If you are going to do things that make printing more difficult, at least provide a printable page that is set to automatically print. And, make that page ad free! I do not understand why there needs to be advertising on the regular page and the printable page. Okay, I'll accept a banner ad at the top. I understand the need for revenue. But, placement of ads within the article are a nuisance! (And, you may not realize it but some of those animated ads and moving ads print over the top of your text obliterating much of the page.) You've turned a printable page into a regular page and that serves no one.

Maybe I'm being picky. I've been told that I can be from time to time. I can tell you if a webmaster makes my surfing a nuisance I won't be back to that website. Period. (Rant over...back to your regular programming :)

Sunday, January 01, 2006

 

I Gave Up Housework Last Year

More reflections on this year...

As chronic disease can do, I felt exhausted the first part of this year. Fatigue plagued me daily. I fell asleep while reading. I couldn't keep up with my daily routine.

All my chores were falling behind. Between the fatigue and the lack of mobility, I wasn't getting anywhere. I began to feel like I would never get ahead on my growing "to do" list. I was very frustrated and irritated.
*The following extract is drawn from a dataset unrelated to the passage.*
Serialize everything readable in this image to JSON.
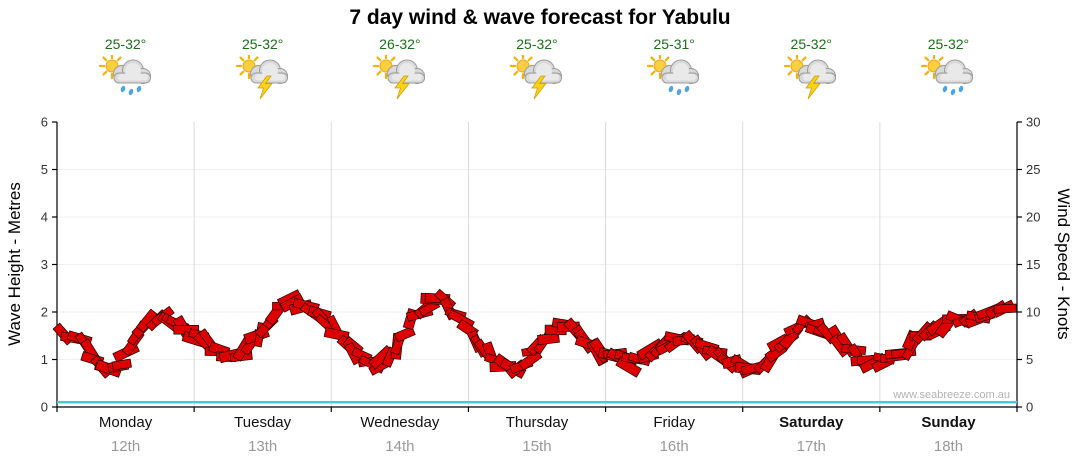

Simple things like "clean out old bowl lids" were impossible unless I got a burst of PMS energy. I had to admit to myself that I could no longer keep up.

I began looking at house cleaning services, but they were very expensive. My Mom who was retiring about that time made me an offer. She'd keep the house is shape and charge me half as much as the Pros.

It's turned out a sweet deal. Since I can't physically do it anymore, I don't have to live in filth. My Mom loves cleaning (and I mean, she LOVES cleaning) and she needs a little spending money. So, it works out well for all.

It is a bit difficult admitting that I can do something even when it's something I hate to do like house work. I am more than happy to watch someone else do it. Some things are easier to give uip than others. Still it's one more thing I have to put in the "can't do" column.